Das führte im Mittelalter dazu, dass die körperliche Reinigung in Misskredit geriet, was die Franzosen
veranlasste eine bedeutende Parfümindustrie aufzubauen, um den durch mangelnde Hygiene verursachten Gestank
zu verdecken. (Dadurch veranlasste Seuchen wurden den Juden angelastet.) Traditionalisten von heute weinen
der damaligen Zeit Tränen nach. Das merkt man auch an den kreuz.net-Artikeln, die mit Vorliebe Körperlichkeit –
dazu gehört auch die Sexualität – thematisieren. Normales Verhalten ist diesen Menschen fremd. Selbstverständlich
besteht kein „jugendlicher Bumszwang“, wird auch nicht praktiziert. Nur können sich diese Menschen vom
Thema „Sex“ nicht lösen. Sind halt Traditionalisten. Auf der anderen Seite werden Kirchenbedienstete
als geschlechtslose Wesen „verherrlicht“, was sie natürlich nicht sind und auch nicht sein können. Aber
auch das gehört zu Tradition. Mit der Folge, dass – wie auch in anderen „Eliteeinrichtungen“ – Missbräuche
„vertuscht“ werden und man „glücklich“ ist, auf die „anderen“ zeigen zu können, die auch nicht besser
sind – wenn sie auch ohne diesen kirchlichen Anspruch agieren.
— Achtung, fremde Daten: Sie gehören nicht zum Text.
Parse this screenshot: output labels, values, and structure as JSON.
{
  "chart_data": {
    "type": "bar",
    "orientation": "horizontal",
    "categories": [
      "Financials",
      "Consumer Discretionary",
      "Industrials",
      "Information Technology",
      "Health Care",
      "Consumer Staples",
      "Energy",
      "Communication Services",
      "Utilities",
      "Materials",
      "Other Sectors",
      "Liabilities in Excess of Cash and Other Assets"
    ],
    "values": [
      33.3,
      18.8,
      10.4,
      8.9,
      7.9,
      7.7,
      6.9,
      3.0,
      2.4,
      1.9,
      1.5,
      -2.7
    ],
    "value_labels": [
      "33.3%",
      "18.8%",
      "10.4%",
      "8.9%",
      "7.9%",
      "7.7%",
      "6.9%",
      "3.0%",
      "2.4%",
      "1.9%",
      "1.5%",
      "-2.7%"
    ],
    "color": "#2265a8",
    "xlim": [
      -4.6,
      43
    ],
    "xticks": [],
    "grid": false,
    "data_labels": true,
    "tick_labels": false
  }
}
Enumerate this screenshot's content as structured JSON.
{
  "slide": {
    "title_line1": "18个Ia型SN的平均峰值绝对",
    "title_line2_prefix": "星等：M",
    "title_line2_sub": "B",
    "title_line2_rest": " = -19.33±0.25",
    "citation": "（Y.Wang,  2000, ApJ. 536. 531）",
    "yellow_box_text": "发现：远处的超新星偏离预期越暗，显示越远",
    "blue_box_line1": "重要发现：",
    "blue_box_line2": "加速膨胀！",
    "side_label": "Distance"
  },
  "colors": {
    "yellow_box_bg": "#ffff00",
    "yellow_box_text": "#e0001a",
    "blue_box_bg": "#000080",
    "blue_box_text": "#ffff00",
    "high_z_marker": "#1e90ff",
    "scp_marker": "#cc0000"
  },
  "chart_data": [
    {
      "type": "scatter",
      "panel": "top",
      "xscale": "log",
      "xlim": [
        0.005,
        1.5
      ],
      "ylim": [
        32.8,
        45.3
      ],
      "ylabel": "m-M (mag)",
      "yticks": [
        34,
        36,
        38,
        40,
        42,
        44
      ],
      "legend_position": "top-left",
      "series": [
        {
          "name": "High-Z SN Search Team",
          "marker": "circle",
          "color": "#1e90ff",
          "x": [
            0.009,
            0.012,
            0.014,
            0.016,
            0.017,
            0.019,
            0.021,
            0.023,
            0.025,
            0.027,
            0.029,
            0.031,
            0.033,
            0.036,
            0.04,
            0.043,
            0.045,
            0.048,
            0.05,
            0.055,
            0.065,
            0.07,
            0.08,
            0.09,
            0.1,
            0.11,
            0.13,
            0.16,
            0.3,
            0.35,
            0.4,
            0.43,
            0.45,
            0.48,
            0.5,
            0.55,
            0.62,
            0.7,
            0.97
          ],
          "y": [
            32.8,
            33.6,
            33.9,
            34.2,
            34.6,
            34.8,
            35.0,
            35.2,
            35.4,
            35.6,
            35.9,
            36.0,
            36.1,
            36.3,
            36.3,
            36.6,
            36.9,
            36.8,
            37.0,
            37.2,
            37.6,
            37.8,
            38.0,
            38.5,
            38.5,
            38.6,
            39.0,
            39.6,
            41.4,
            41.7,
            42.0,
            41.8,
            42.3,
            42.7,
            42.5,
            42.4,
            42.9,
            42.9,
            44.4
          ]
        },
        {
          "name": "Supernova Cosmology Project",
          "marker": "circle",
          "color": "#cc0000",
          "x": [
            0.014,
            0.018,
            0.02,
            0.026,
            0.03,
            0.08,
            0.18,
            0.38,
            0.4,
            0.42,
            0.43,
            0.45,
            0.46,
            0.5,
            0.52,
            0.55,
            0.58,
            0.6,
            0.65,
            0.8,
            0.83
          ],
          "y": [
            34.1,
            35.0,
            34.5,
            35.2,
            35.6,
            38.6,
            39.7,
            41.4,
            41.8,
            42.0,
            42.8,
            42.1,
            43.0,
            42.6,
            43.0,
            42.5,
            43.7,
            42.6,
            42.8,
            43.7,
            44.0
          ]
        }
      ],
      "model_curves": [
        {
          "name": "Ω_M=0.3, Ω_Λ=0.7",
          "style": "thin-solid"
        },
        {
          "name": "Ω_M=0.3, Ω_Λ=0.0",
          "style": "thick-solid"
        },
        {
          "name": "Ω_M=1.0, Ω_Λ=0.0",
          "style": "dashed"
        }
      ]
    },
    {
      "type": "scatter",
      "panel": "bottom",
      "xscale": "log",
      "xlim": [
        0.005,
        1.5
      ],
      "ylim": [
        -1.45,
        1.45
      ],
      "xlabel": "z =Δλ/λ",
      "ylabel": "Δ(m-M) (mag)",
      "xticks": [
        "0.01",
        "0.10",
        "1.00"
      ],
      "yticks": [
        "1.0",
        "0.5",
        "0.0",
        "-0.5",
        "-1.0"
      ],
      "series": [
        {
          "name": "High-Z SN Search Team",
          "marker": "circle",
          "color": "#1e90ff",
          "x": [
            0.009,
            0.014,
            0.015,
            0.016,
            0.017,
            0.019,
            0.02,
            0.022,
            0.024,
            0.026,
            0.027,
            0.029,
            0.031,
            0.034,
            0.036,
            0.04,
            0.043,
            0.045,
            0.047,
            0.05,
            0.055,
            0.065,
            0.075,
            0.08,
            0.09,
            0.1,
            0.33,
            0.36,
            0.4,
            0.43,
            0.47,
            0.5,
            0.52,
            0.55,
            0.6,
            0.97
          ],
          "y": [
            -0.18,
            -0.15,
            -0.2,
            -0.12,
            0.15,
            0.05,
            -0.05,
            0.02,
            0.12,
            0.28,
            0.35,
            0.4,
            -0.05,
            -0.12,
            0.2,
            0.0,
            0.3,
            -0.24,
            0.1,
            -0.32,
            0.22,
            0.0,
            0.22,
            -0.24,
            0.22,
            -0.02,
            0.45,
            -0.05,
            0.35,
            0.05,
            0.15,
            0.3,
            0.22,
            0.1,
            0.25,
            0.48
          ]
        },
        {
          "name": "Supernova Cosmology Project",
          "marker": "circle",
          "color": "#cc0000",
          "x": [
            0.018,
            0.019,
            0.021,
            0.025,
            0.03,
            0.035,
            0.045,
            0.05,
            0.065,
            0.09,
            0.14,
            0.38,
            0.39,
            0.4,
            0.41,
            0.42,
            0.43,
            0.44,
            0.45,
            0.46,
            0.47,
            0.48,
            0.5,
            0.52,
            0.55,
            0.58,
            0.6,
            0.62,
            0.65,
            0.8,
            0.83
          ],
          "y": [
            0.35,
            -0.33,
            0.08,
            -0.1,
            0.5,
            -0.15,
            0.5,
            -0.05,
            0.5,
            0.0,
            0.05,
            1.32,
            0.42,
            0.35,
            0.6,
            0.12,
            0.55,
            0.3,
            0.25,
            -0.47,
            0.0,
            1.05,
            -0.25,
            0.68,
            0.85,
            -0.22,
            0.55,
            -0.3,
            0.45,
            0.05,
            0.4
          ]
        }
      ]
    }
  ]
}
#22 St. Anton † 09:42:42 | Mittwoch, 24. März 2010
@ Brandenburgis Für Katholiken vielleicht. Aber wenn man die Katholiban fragt, ob Glaubensfreiheit auch
für Andersdenkende gelten soll, ist die Antwort meist ein verständnisloses „Nein!“. So gesehen gibt
es auch in Saudi-Arabien Glaubensfreiheit – vorausgesetzt, man ist Wahhabit. Auch im Iran gibt es Glaubensfreiheit –
vorausgesetzt, man ist Shiit. Glaubensfreiheit ist nur dann etwas wert, wenn sie für Alle gilt, nicht
nur für einen selbst. So gesehen ist das eine sehr – ähm – gewagte Behauptung. Und Gewissensfreiheit:
Die gibt es heute schon, zumindest in Europa: Denn Ihrem Gewissen dürfen Sie selber folgen, wie sie möchten.
#19 engelhardt † 09:23:44 | Mittwoch, 24. März 2010
Kritik Kritiker zu Wort kommen lassen ist also „offen gegen den Papst arbeiten“. In der Welt der Katholiban,
gibt es keine Glaubens-, Gewissens-, Meinungsfreiheit.
Das ist sehr die Frage Ob Radio Vatikan offen gegen den Papst arbeitet ist die Frage , Pater Hagenkord
ist von Papst Benedikt selbst ernannt, und mit 83 weiß man, wen man sich nimmt, besonders wenn man schon
3 Jahrzehnte im Vatikan lebt, vielleicht ist es seine Rolle das zu paralysieren was Papst Benedikt glaubt
sagen zu müssen weil es noch zu viele Rückständige gibt. In der Politik wird viel mit verteilten Rollen
gespielt.
@ st. anton Aber das müssen Sie doch bitte wirklich verstehen. Unsere K tz.net – Betreiber brauchen
ein festes Feindbild. Nur vor diesem Hintergrund können sie Gift und Galle spucken, andere herunter machen
und ihre tr ditionalistische Ideologie hochleben lassen.